Optical character recognition (OCR):
Reading text in images, from scanned documents to street signs to receipts. Modern OCR pipelines use a CNN to extract features, then a sequence model to decode the character sequence.

Multimodal AI:
GPT-4V, Claude 3/3.5 (Sonnet, Opus), and Gemini all accept image inputs. The image is encoded by a ViT into token-like embeddings that are concatenated with text token embeddings before being processed by the language model's Transformer decoder.

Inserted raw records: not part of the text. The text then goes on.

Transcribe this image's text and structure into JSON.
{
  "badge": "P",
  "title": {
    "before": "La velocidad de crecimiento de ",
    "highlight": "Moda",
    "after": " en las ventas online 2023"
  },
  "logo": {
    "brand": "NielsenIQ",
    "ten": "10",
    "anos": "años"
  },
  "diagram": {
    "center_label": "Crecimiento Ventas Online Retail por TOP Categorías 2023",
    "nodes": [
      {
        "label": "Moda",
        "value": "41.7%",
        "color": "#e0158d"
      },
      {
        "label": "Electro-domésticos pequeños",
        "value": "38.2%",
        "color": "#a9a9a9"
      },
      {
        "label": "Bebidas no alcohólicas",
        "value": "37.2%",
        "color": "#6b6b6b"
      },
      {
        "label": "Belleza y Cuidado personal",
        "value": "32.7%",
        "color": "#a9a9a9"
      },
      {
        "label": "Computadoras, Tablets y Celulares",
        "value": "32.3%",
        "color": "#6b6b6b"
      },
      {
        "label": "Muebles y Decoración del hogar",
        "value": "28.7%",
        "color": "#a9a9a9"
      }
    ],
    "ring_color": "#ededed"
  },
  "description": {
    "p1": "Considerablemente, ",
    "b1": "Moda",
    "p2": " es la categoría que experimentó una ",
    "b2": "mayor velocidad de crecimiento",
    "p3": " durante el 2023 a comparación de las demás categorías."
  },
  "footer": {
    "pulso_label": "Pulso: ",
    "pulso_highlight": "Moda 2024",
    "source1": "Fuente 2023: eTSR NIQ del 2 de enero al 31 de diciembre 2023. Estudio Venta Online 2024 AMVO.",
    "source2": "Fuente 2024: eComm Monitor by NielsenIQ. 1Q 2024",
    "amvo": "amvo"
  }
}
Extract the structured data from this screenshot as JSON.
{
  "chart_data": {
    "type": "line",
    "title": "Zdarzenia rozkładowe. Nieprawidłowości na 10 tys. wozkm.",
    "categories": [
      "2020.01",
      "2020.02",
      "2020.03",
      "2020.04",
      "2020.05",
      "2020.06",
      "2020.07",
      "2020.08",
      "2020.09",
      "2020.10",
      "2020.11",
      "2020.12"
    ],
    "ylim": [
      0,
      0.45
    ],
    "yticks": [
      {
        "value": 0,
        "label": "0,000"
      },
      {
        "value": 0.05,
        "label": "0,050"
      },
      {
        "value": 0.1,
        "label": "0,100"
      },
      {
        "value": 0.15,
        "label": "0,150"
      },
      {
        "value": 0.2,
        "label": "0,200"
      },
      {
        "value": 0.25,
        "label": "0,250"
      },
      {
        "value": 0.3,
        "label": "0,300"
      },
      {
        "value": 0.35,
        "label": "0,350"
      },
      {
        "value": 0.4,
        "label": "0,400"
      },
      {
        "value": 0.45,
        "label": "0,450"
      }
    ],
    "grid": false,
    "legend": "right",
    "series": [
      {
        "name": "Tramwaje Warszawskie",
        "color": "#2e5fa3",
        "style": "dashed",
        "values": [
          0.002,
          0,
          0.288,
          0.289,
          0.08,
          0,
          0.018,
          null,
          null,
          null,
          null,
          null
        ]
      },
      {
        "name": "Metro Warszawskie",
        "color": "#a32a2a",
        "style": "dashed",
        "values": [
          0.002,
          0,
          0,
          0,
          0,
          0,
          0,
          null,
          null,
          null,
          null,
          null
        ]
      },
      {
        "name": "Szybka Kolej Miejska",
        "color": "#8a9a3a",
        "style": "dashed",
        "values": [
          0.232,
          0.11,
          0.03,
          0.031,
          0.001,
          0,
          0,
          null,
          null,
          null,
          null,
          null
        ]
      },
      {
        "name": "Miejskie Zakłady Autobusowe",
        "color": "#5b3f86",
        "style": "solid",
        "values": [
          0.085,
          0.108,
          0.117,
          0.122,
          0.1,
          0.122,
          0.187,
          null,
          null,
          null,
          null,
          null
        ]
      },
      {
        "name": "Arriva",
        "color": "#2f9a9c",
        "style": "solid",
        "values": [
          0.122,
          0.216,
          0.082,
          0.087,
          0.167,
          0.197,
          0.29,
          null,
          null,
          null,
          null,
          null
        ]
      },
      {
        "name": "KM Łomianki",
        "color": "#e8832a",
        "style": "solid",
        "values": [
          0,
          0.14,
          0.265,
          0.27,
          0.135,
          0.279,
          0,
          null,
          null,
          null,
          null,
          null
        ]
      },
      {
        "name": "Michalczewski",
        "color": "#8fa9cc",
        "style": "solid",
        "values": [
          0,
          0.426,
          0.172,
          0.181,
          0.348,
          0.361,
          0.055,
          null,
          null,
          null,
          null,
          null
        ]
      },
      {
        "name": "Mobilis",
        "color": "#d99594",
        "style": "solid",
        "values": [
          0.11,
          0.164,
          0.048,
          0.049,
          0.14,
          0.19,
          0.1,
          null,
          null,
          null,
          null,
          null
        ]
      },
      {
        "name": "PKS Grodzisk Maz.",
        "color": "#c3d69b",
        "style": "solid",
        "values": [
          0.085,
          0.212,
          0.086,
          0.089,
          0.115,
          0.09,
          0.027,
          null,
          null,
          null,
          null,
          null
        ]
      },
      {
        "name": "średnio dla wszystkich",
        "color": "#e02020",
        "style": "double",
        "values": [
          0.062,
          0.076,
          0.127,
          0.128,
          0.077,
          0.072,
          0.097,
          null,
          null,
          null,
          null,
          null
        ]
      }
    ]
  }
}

06. Common Pitfalls / Misconceptions

Accuracy on benchmarks does not equal real-world reliability:
A model that achieves 97% top-1 accuracy on ImageNet can fail badly on images from slightly different distributions, unusual lighting, or adversarial perturbations. Benchmark performance is necessary but not sufficient.

More pixels is not always better:
Many CV models downsample inputs to a fixed resolution (224x224 is common). Very high-resolution inputs can actually hurt if the architecture was not designed for them, because the positional embeddings do not generalize to unseen patch counts.

Object detection models output confidence scores, not probabilities:
A score of 0.9 does not mean the model is 90% sure. Calibration is a separate concern, and uncalibrated scores are routinely misread as probabilities in production systems.

CNNs are not dead:
ViTs dominate at scale, but CNN-based architectures like ConvNeXt remain competitive and are often faster and more efficient at smaller scales.